Natalie Schiebener
Powerful Questions Podcast: What do you need to un-learn about yourself?

As I said in the previous episode I believe that we all are works in progress, we change and adapt and adopt new behaviors all the time. When we are faced with new situations we might react differently. These might be small changes day-to-day, and you might not even notice them. But one day what you might notice is that you are not at all a person you believed you were.
Why does that happen?
As you live your life, you continuously do and say something, you deal with the situations that occur in certain ways, you act and react. Depending on all that and how you think about your life occurrences, situations and how you act in them, thoughts start forming in your head. Repetitive thoughts. Those might be about yourself, about the world around you, about people in general or specific persons. As you continuously think these same thoughts, you start believing them. They become not just thoughts that occur as a reaction to a certain situation – they become your fixed beliefs.
The thing with beliefs is… Sometimes they are really helpful and make your life easier. You know what to think because you already believe certain things. Choices might be easier if you are sure about what you know.
But… Sometimes those beliefs are not helpful to you at all. Some beliefs might be really holding you back and keeping you from achieving what you want to achieve in your life. And that is why I think that sometimes we really need to un-learn something about ourselves to move forward in our lives.
For example, if you believe big money cannot be earned, you will unconsciously act in a way that proves that belief. You will be looking for proof amongst your friends and acquaintances and dismissing any opposite evidence. You will avoid taking any action to earn a lot of money because you believe that it cannot be done in an honest way. So this belief might keep you from achieving prosperity.
Or let’s take another example, this time of a belief that you have about yourself. For example, you believe that you are very shy. You might have gotten your belief when you were very young and unsure about yourself. Years have passed, you studied, had jobs, were successful in those jobs. And if you really think about it, there might be no evidence whatsoever in your life that you are shy. But you still believe it about yourself because once it was a fixed belief that you have formed. And most of us never really challenge the beliefs we have once formed about ourselves. Again, because we believe they are true.

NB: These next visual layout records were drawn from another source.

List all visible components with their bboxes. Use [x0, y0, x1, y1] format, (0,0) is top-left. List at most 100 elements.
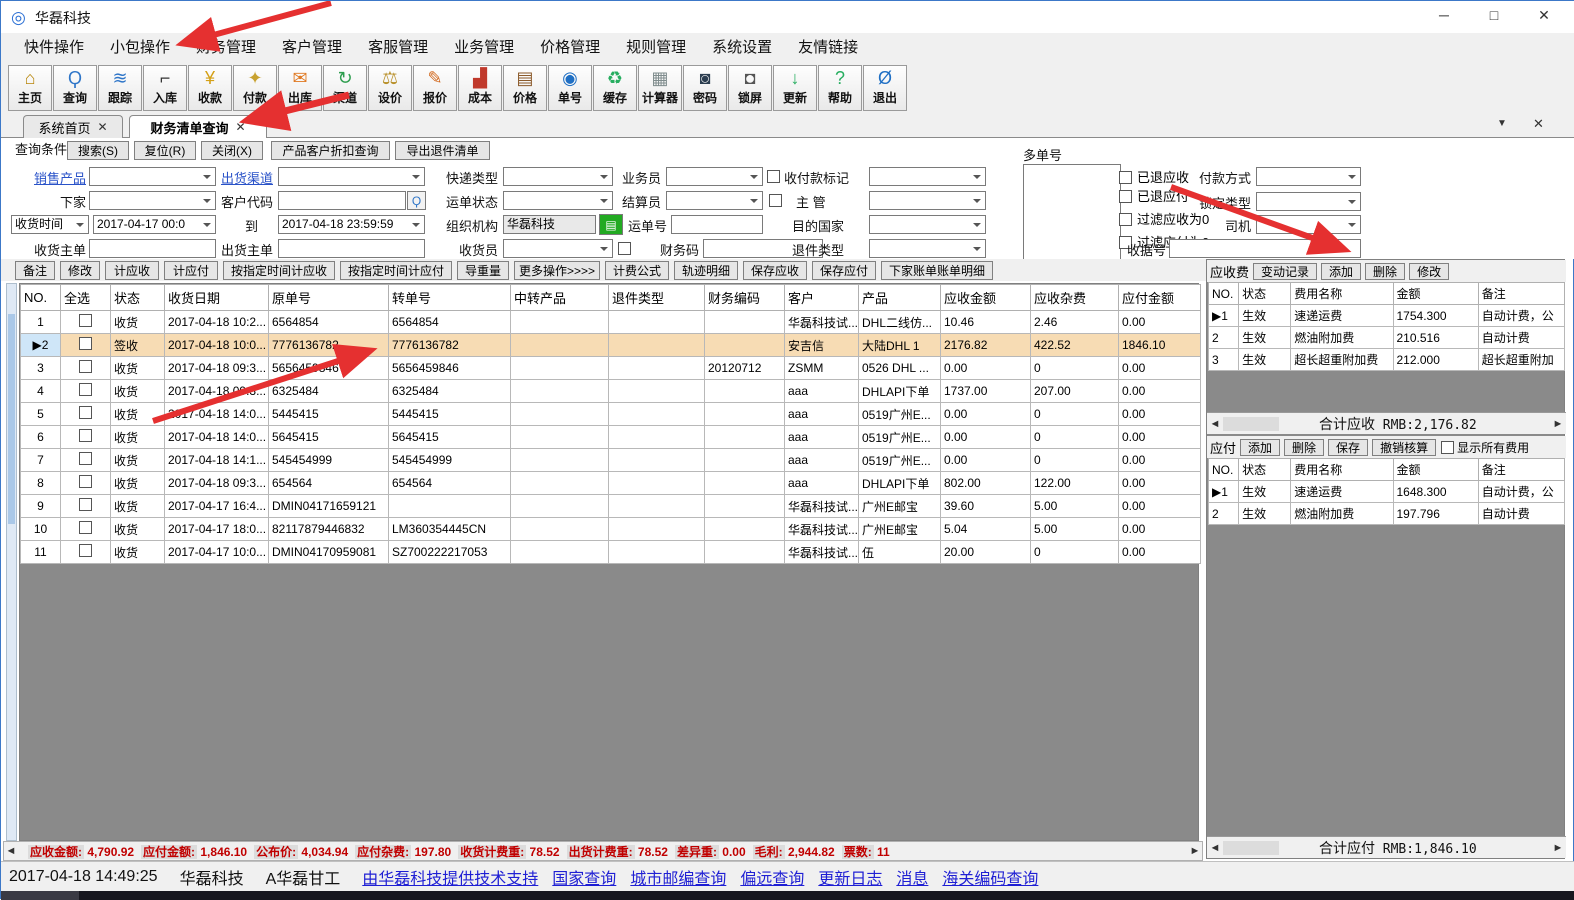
menu-item-4[interactable]: 客服管理: [355, 33, 441, 63]
org-field[interactable]: 华磊科技: [503, 215, 596, 234]
row-checkbox[interactable]: [79, 360, 92, 373]
menu-item-6[interactable]: 价格管理: [527, 33, 613, 63]
menu-item-9[interactable]: 友情链接: [785, 33, 871, 63]
pay-scroll-right-icon[interactable]: ►: [1550, 842, 1566, 854]
filter-checkbox-2[interactable]: [1119, 213, 1132, 226]
waybill-no-input[interactable]: [671, 215, 763, 234]
payable-button-1[interactable]: 删除: [1284, 439, 1324, 456]
sales-product-link[interactable]: 销售产品: [34, 171, 86, 186]
action-button-4[interactable]: 按指定时间计应收: [223, 261, 335, 280]
status-link-1[interactable]: 国家查询: [552, 865, 616, 889]
action-button-6[interactable]: 导重量: [457, 261, 509, 280]
receivable-button-3[interactable]: 修改: [1409, 263, 1449, 280]
receivable-button-0[interactable]: 变动记录: [1253, 263, 1317, 280]
recv-scroll-left-icon[interactable]: ◄: [1207, 418, 1223, 430]
table-row[interactable]: 11收货2017-04-17 10:0...DMIN04170959081SZ7…: [21, 541, 1201, 564]
row-checkbox[interactable]: [79, 429, 92, 442]
menu-item-2[interactable]: 财务管理: [183, 33, 269, 63]
tab-home[interactable]: 系统首页✕: [23, 115, 123, 138]
row-checkbox[interactable]: [79, 475, 92, 488]
column-header[interactable]: 备注: [1478, 459, 1564, 481]
row-checkbox[interactable]: [79, 544, 92, 557]
column-header[interactable]: 费用名称: [1291, 459, 1393, 481]
receiver-select[interactable]: [503, 239, 613, 258]
downstream-select[interactable]: [89, 191, 216, 210]
sales-product[interactable]: 销售产品: [11, 169, 86, 188]
action-button-11[interactable]: 保存应付: [812, 261, 876, 280]
fee-row[interactable]: 2生效燃油附加费197.796自动计费: [1209, 503, 1565, 525]
column-header[interactable]: 收货日期: [165, 285, 269, 311]
column-header[interactable]: 状态: [1239, 459, 1291, 481]
set-price-button[interactable]: ⚖设价: [368, 65, 412, 111]
tab-close-icon[interactable]: ✕: [1533, 116, 1544, 132]
column-header[interactable]: NO.: [1209, 459, 1239, 481]
row-checkbox[interactable]: [79, 498, 92, 511]
cache-button[interactable]: ♻缓存: [593, 65, 637, 111]
query-button-4[interactable]: 导出退件清单: [395, 141, 490, 160]
scroll-left-icon[interactable]: ◄: [4, 845, 18, 857]
column-header[interactable]: 金额: [1393, 459, 1478, 481]
menu-item-7[interactable]: 规则管理: [613, 33, 699, 63]
show-all-fees-checkbox[interactable]: [1441, 441, 1454, 454]
receivable-button-2[interactable]: 删除: [1365, 263, 1405, 280]
fee-row[interactable]: 2生效燃油附加费210.516自动计费: [1209, 327, 1565, 349]
column-header[interactable]: 中转产品: [511, 285, 609, 311]
menu-item-1[interactable]: 小包操作: [97, 33, 183, 63]
table-row[interactable]: 8收货2017-04-18 09:3...654564654564aaaDHLA…: [21, 472, 1201, 495]
password-button[interactable]: ◙密码: [683, 65, 727, 111]
payable-button-3[interactable]: 撤销核算: [1372, 439, 1436, 456]
pay-scroll-left-icon[interactable]: ◄: [1207, 842, 1223, 854]
org-select-button[interactable]: ▤: [599, 214, 623, 235]
pay-scrollbar[interactable]: [1223, 841, 1279, 855]
minimize-button[interactable]: ─: [1429, 7, 1459, 27]
quote-button[interactable]: ✎报价: [413, 65, 457, 111]
settler-select[interactable]: [666, 191, 763, 210]
column-header[interactable]: 原单号: [269, 285, 389, 311]
ship-main-input[interactable]: [278, 239, 425, 258]
fee-row[interactable]: ▶1生效速递运费1754.300自动计费，公: [1209, 305, 1565, 327]
customer-search-button[interactable]: Ϙ: [407, 191, 426, 210]
tracking-no-button[interactable]: ◉单号: [548, 65, 592, 111]
query-button-2[interactable]: 关闭(X): [201, 141, 263, 160]
ship-channel[interactable]: 出货渠道: [219, 169, 273, 188]
query-button-1[interactable]: 复位(R): [134, 141, 196, 160]
menu-item-8[interactable]: 系统设置: [699, 33, 785, 63]
payable-button-0[interactable]: 添加: [1240, 439, 1280, 456]
supervisor-select[interactable]: [869, 191, 986, 210]
pay-button[interactable]: ✦付款: [233, 65, 277, 111]
filter-checkbox-0[interactable]: [1119, 171, 1132, 184]
lock-screen-button[interactable]: ◘锁屏: [728, 65, 772, 111]
recv-scroll-right-icon[interactable]: ►: [1550, 418, 1566, 430]
column-header[interactable]: NO.: [21, 285, 61, 311]
column-header[interactable]: 全选: [61, 285, 111, 311]
action-button-5[interactable]: 按指定时间计应付: [340, 261, 452, 280]
help-button[interactable]: ?帮助: [818, 65, 862, 111]
column-header[interactable]: 状态: [1239, 283, 1291, 305]
table-row[interactable]: 7收货2017-04-18 14:1...545454999545454999a…: [21, 449, 1201, 472]
return-type-select[interactable]: [869, 239, 986, 258]
column-header[interactable]: NO.: [1209, 283, 1239, 305]
table-row[interactable]: 6收货2017-04-18 14:0...56454155645415aaa05…: [21, 426, 1201, 449]
table-row[interactable]: 10收货2017-04-17 18:0...82117879446832LM36…: [21, 518, 1201, 541]
fee-row[interactable]: 3生效超长超重附加费212.000超长超重附加: [1209, 349, 1565, 371]
action-button-7[interactable]: 更多操作>>>>: [514, 261, 600, 280]
table-row[interactable]: 1收货2017-04-18 10:2...65648546564854华磊科技试…: [21, 311, 1201, 334]
cost-button[interactable]: ▟成本: [458, 65, 502, 111]
menu-item-0[interactable]: 快件操作: [11, 33, 97, 63]
column-header[interactable]: 退件类型: [609, 285, 705, 311]
supervisor-checkbox[interactable]: [769, 194, 782, 207]
vertical-scrollbar[interactable]: [6, 283, 17, 841]
column-header[interactable]: 金额: [1393, 283, 1478, 305]
menu-item-5[interactable]: 业务管理: [441, 33, 527, 63]
receiver-checkbox[interactable]: [618, 242, 631, 255]
price-button[interactable]: ▤价格: [503, 65, 547, 111]
column-header[interactable]: 备注: [1478, 283, 1564, 305]
calculator-button[interactable]: ▦计算器: [638, 65, 682, 111]
driver-select[interactable]: [1256, 215, 1361, 234]
exit-button[interactable]: Ø退出: [863, 65, 907, 111]
collect-button[interactable]: ¥收款: [188, 65, 232, 111]
column-header[interactable]: 应收杂费: [1031, 285, 1119, 311]
table-row[interactable]: ▶2签收2017-04-18 10:0...777613678277761367…: [21, 334, 1201, 357]
action-button-9[interactable]: 轨迹明细: [674, 261, 738, 280]
home-button[interactable]: ⌂主页: [8, 65, 52, 111]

In this example, this belief does not bring any added value to your life. If anything, it can distort your understanding of yourself and make you less confident.
So if this belief does not really bring you any added value, why do you keep it? It is just unnecessary baggage that you are carrying around everywhere you go.
Now the really tricky part is to discover those beliefs. Because we think they are true, it is not so easy to identify them as “beliefs”. You just think they are facts.
What you can try is just sitting down with a piece of paper and writing anything that comes to mind as your “belief”. You can start by just continuing some sentences:
I believe that I am….
I believe that everyone in the world is…
I believe that the world is…
This will help you get to you thoughts that you usually think without being aware of them. Write down as many things as you can. The last ones will be the least obvious ones and might bring you more insights.
After you have wrote all those down, look at your beliefs and start thinking. What is the impact on your life of having those beliefs? Are they positively influencing your life? Or are they holding you back? Try to unwrap where those beliefs are coming from. Some beliefs come from the past. Some beliefs come from a particular situation. Think what would happen in your life if you believed something different?
And now choose for yourself: What do you want to believe?